A University of Idaho study may have hit on a reason why the state’s go-on rate to college among high school seniors is among the worst in the county.
And here’s a hint: It isn’t just about paying for school.
In a survey last September of 385 just-graduated high school seniors from across the state, a third weren’t completely convinced that a college education would get them a high working wage.
Results are in the U of I McClure Center for Public Policy Research report titled “Life After High School” on what high school students do after graduation.
Results were released Friday, a day after the Idaho Department of Labor told lawmakers the state is losing half the students that do graduate from college after four years and low pay is likely a contributing factor, wrote Betsy Russell, Spokesman-Review reporter.
In a state well-known for its low pay, the message that Idahoans may not earn much could be trumping the advantages of a college education.
Moreover, just 17 percent of those surveyed said they strongly believed that an Idaho post-secondary education was a good value. “I think they are skeptical that there are jobs that will enable them to pay off whatever financial liability they incur,” said Priscilla Salant, McClure Center director.
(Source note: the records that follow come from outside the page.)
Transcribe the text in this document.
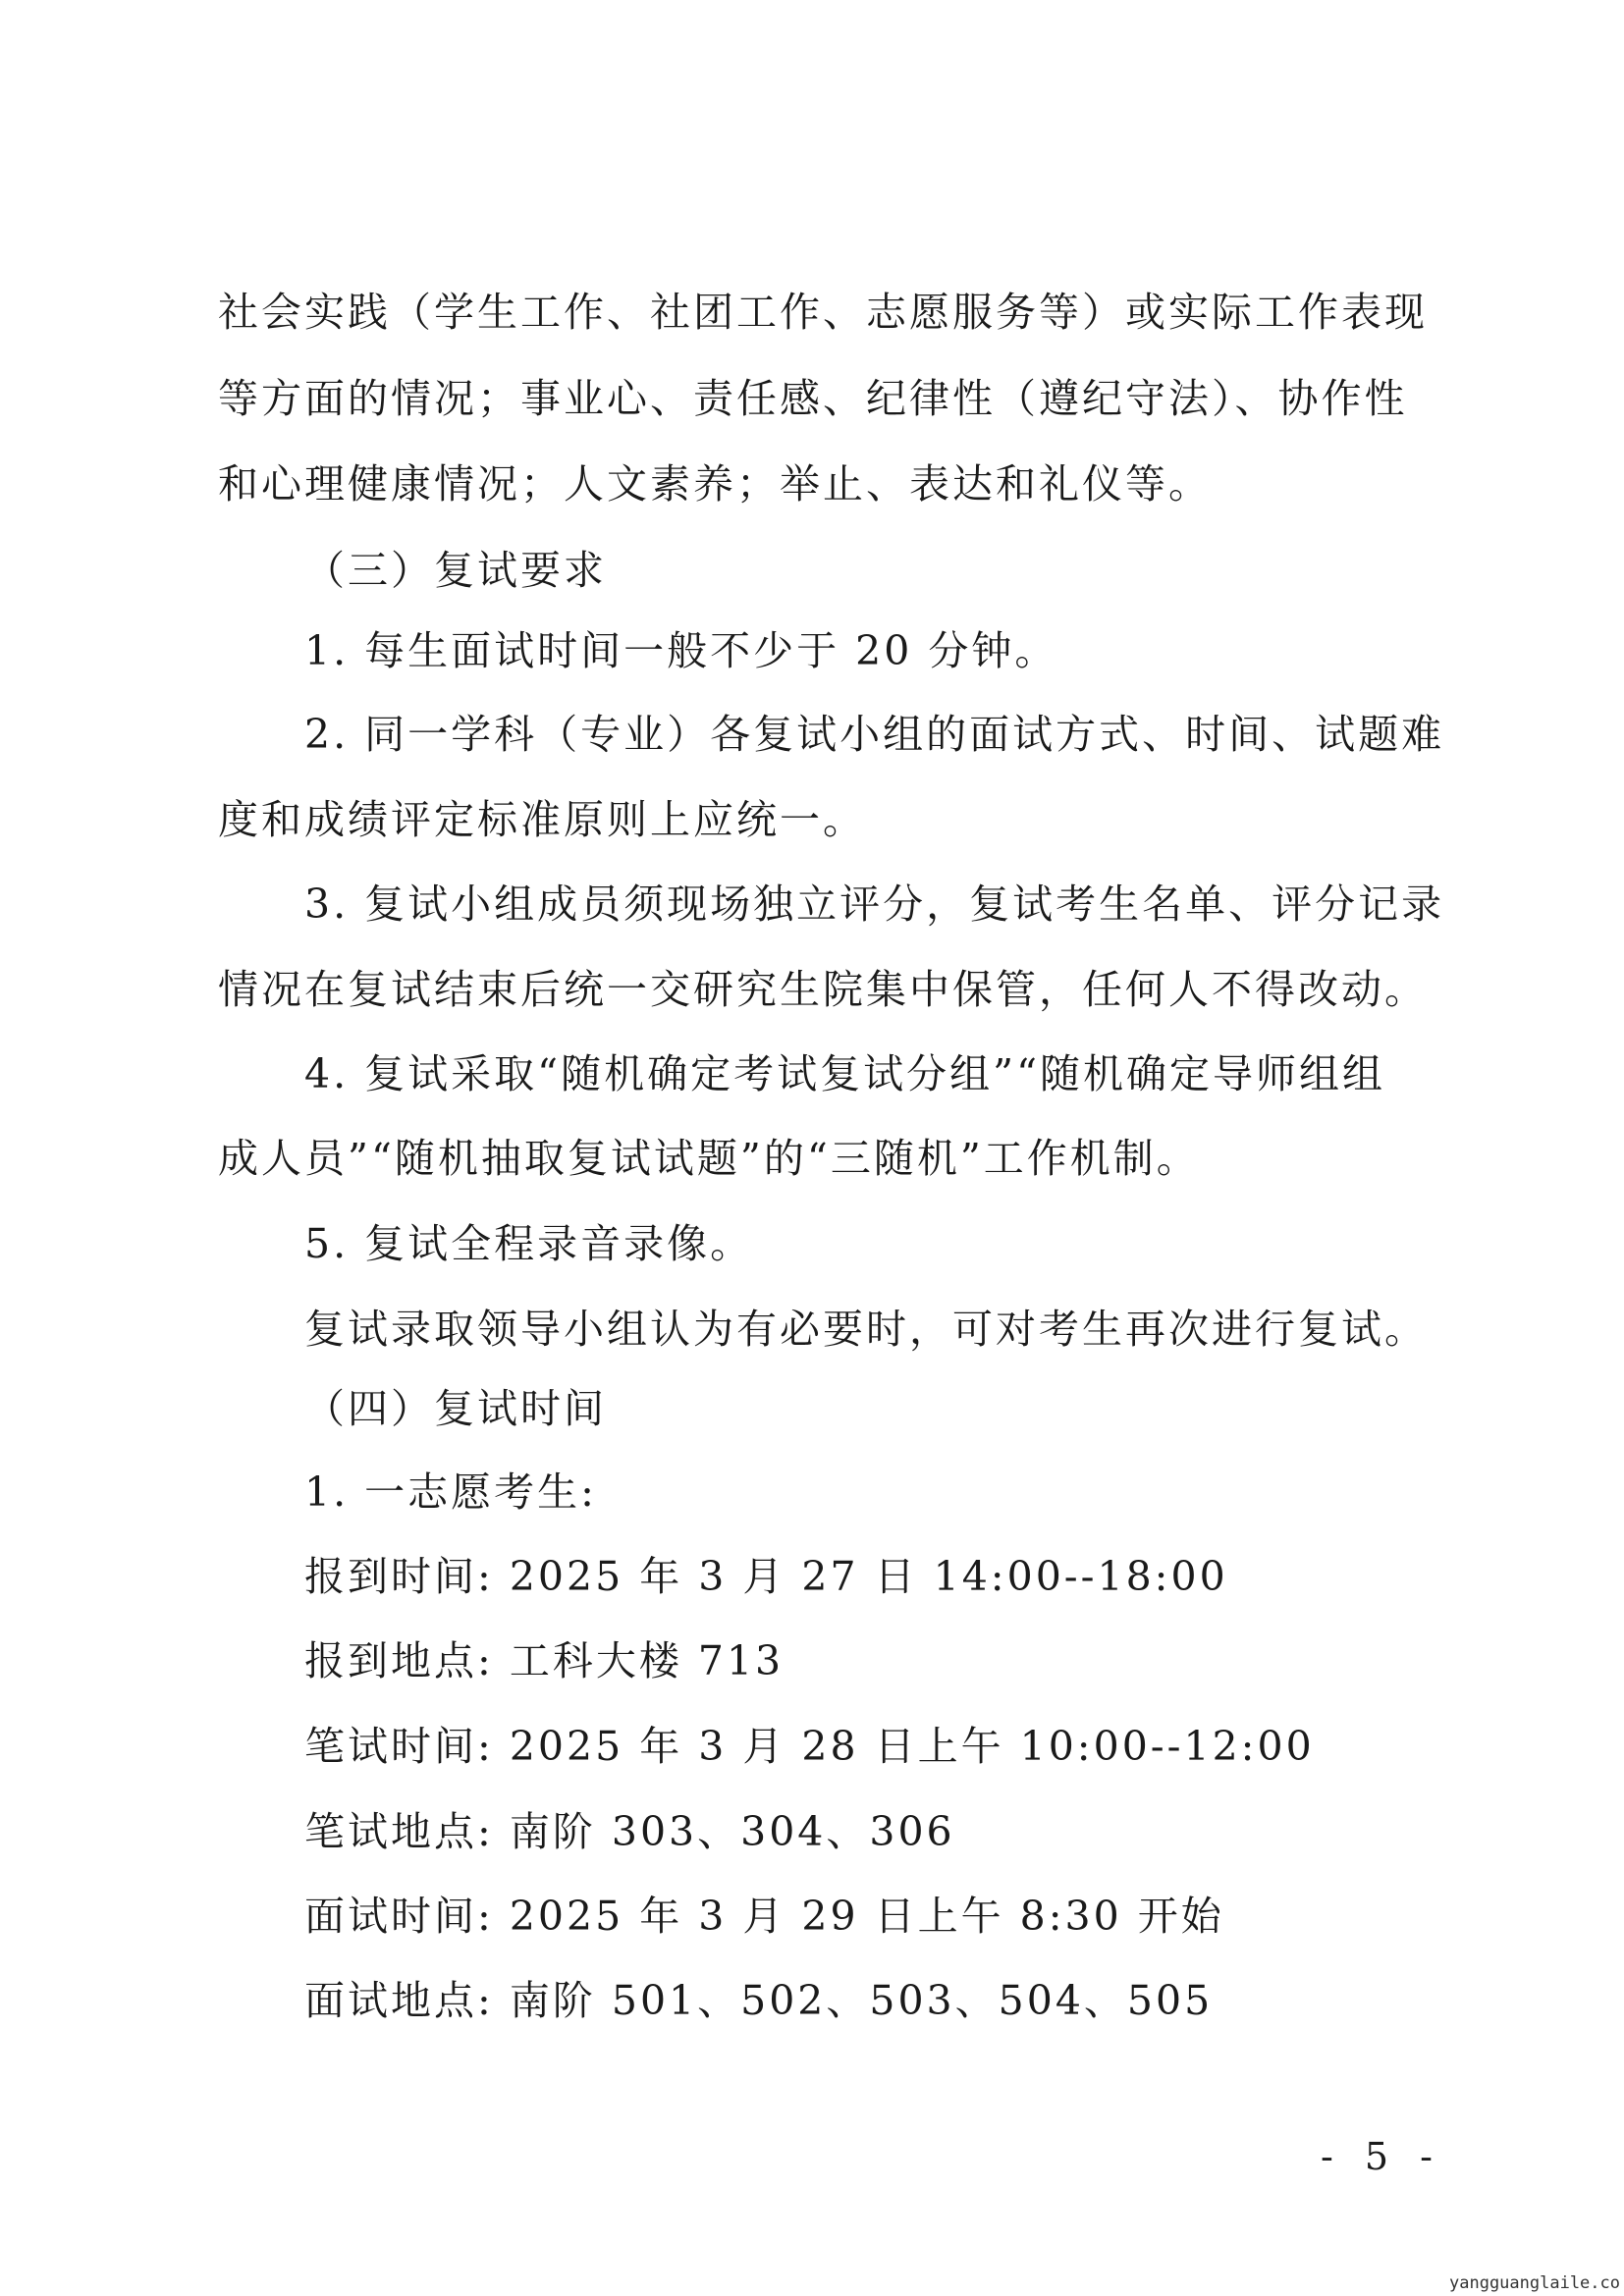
社会实践（学生工作、社团工作、志愿服务等）或实际工作表现
等方面的情况；事业心、责任感、纪律性（遵纪守法）、协作性
和心理健康情况；人文素养；举止、表达和礼仪等。
（三）复试要求
1. 每生面试时间一般不少于 20 分钟。
2. 同一学科（专业）各复试小组的面试方式、时间、试题难
度和成绩评定标准原则上应统一。
3. 复试小组成员须现场独立评分，复试考生名单、评分记录
情况在复试结束后统一交研究生院集中保管，任何人不得改动。
4. 复试采取“随机确定考试复试分组”“随机确定导师组组
成人员”“随机抽取复试试题”的“三随机”工作机制。
5. 复试全程录音录像。
复试录取领导小组认为有必要时，可对考生再次进行复试。
（四）复试时间
1. 一志愿考生:
报到时间: 2025 年 3 月 27 日 14:00--18:00
报到地点: 工科大楼 713
笔试时间: 2025 年 3 月 28 日上午 10:00--12:00
笔试地点: 南阶 303、304、306
面试时间: 2025 年 3 月 29 日上午 8:30 开始
面试地点: 南阶 501、502、503、504、505
- 5 -
yangguanglaile.co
The survey also showed that 53 percent of senior women enroll in post-secondary programs, compared with 38 percent of men.
Among men, making money was a significant factor in deciding whether or not to get a post-secondary degree.
Survey results point to the need for the university to do more to tailor its message to potential students, said U of I President Chuck Staben, who requested the survey. “For example,” he said, “targeting males with ads emphasizing jobs and affordability.”
Among students who did not go on to post-secondary programs, two-thirds were working in food service or preparation, office support or entertainment, the survey showed. And more than a third who did not go on to school said they probably would not in the next year. Their reasons:
▪ 44 percent said they couldn’t afford post-secondary education.
▪ 36 percent said they didn’t need a college eduction for the job they wanted.
▪ 26 percent said they didn’t need a post-secondary education to make money.